Friday, June 20, 2008

Conservatives wrong to fight gay marriage |

now this conservative has the right perspective BRAVO!

Conservatives wrong to fight gay marriage |

By Terry L. Garlock
For the Journal-Constitution

Published on: 06/20/08

Conservatives in California are working furiously to stop the avalanche of same-sex marriages following the recent state Supreme Court ruling.

Personally, I am repulsed by public displays of romantic affection between two men, or two women. Those who would call me names like homophobe, as if I fear homosexuality, diminish themselves in my eyes. It's just that same-sex pairs are instinctively unnatural to me. The mental image of a wedding ceremony joining two men who seal the bargain with a deep kiss makes me squirm.

But here's where I think my fellow conservatives have it wrong.

That wedding ceremony wouldn't be about me or my personal discomfort. It would be about those two people who love each other and decided to publicly announce their permanent mutual commitment. Should my personal attitudes prevent them from doing that? Should my religious beliefs keep them legally unrelated even if they remain committed to each other for life?

While I am free to have my personal disquiet about homosexuality, am I also free to interfere with their desire to be recognized as a family unit? If they are a permanent couple, should my aversion withhold from a lifelong pair the same rights as family for hospital visitation, for consultation with doctors when one is ill and maybe even dying?

Is it right that we tell a committed lesbian couple they cannot marry, and at the same time tell them they cannot inherit from each other tax-free at the first death, like a married couple, because they are not married, that they must pay estate taxes that quickly climb to 50 percent and cannot take spousal advantage of income tax, Social Security and other benefits of a married couple?

I appreciate strong religious beliefs against same-sex marriage, and a church has every right to prohibit the practice for its members. Marriage is a legal status to which we are free to choose to add religious covenants, but those religious covenants should not govern the legal status of marriage, especially since we are free to choose our religion and even free to reject religion entirely. We shouldn't codify religious beliefs into law.

What about the extremes of the gay and lesbian lifestyle, in-your-face promiscuity, unsavory public displays of drag queens and preying on the young and vulnerable? I don't want my kids or yours exposed to any of that. But I don't want them exposed to extremes on the heterosexual side either, like pedophiles, strip bars, sex clubs or just promiscuous people.

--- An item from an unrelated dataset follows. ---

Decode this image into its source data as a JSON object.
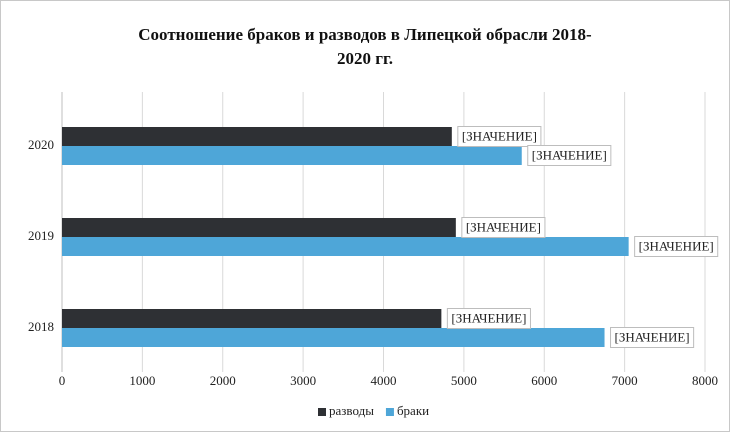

I object to extreme or public sexual behavior, whether homosexual or heterosexual. Is it right to penalize a same-sex couple because we somehow presume them to be extreme and inappropriate in their public behavior when we make no such presumption about straight couples?

Would a married gay couple moving next door create some discomfort for me as I explain it to my children? Darn right it would. I would undoubtedly squirm in that discussion. But life doesn't guarantee my comfort, and whether they keep their yard looking nice is my business, whereas their personal relationship is not.

I've given this a lot of thought, and I think my prior stand against same-sex marriage was based on my personal thoughts about homosexuality rather than individual liberty. Those are two separate issues. My uneasiness may never go away, no matter how many names the enlightened ones call me, but the freedom of same-sex couples does not depend on my endorsement of their lifestyle.

As a conservative, I believe the state should stay out of the business of judging which unrelated adults may and may not make a marriage commitment to each other, that when a same-sex couple chooses to marry, we conservatives should value their liberty far more than any personal or religious disagreement with homosexuality. Conservatives should welcome the contribution of same-sex marriage to the virtues of commitment and family stability we hold so dear.

Please don't think me a liberal for these ideas. I can't help but think Democrats are out of their mind. I'll vote for Sen. John McCain because, unlike Sen. Barack Obama, he is only half out of his mind.

But I do believe my Republican Party is dead wrong on same-sex marriage and should re-examine it deeply and seriously through the lens of individual liberty and freedom rather than disagreement with homosexuality.

We citizens should judge each other on how we behave, not who we love.

> Terry L. Garlock lives in Peachtree City.